HCCL_INTRA_PCIE_ENABLE

Description

Specifies whether to use the PCIe link for communication on a server.

The default value of this environment variable is 1. It can be configured separately or used together with the environment variable HCCL_INTRA_ROCE_ENABLE. The following table lists the communication links used on a server in different configuration combinations.

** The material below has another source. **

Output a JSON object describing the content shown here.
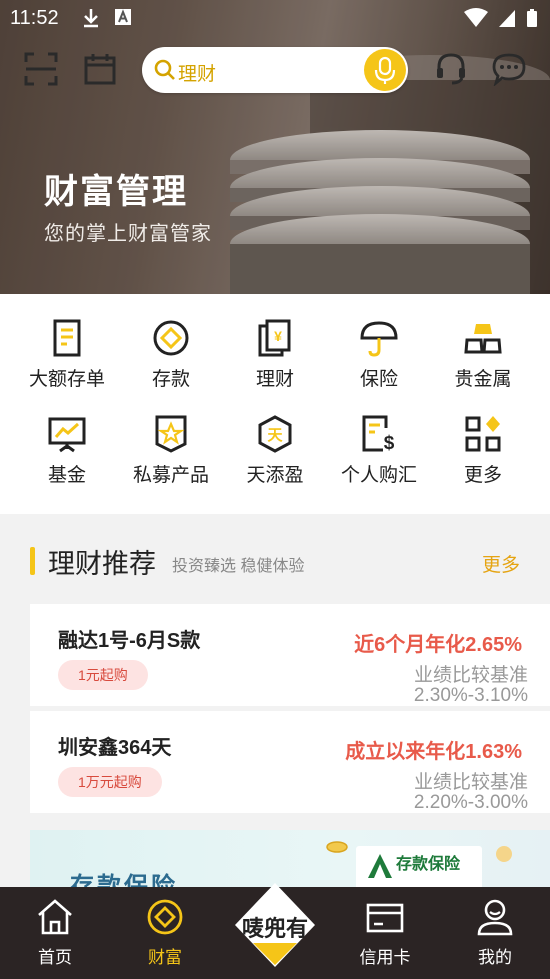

Table 1 Configuration combinations supported by HCCL_INTRA_PCIE_ENABLE and HCCL_INTRA_ROCE_ENABLE

HCCL_INTRA_PCIE_ENABLE

HCCL_INTRA_ROCE_ENABLE

Intra-Server Communication Link

1

Not configured

PCIe

1

0

PCIe

0

1

RoCE

Not configured

1

RoCE

0

0

PCIe

Not configured

Not configured

PCIe

HCCL_INTRA_PCIE_ENABLE and HCCL_INTRA_ROCE_ENABLE cannot be set to 1 at the same time.

Example

export HCCL_INTRA_PCIE_ENABLE=1

Restrictions

The Atlas 200T A2 Box16 heterogeneous subrack has two modules on the left and right: devices 0 to 7 and devices 8 to 15. For this product:

In the single-server scenario, when the server uses a PCIe link for internal communication, if the devices from two modules are required simultaneously, both modules must have the same number of devices and be on the same plane, meaning that devices 0 and 8, 1 and 9 (and so on) must be used together. When the server uses a RoCE link for internal communication, there is no such restriction.

Applicability

Atlas training products: Only the Atlas 300T Pro training card is supported.

Atlas A2 training products/Atlas A2 inference products: Only the Atlas 200T A2 Box16 heterogeneous subrack with this processor model is supported.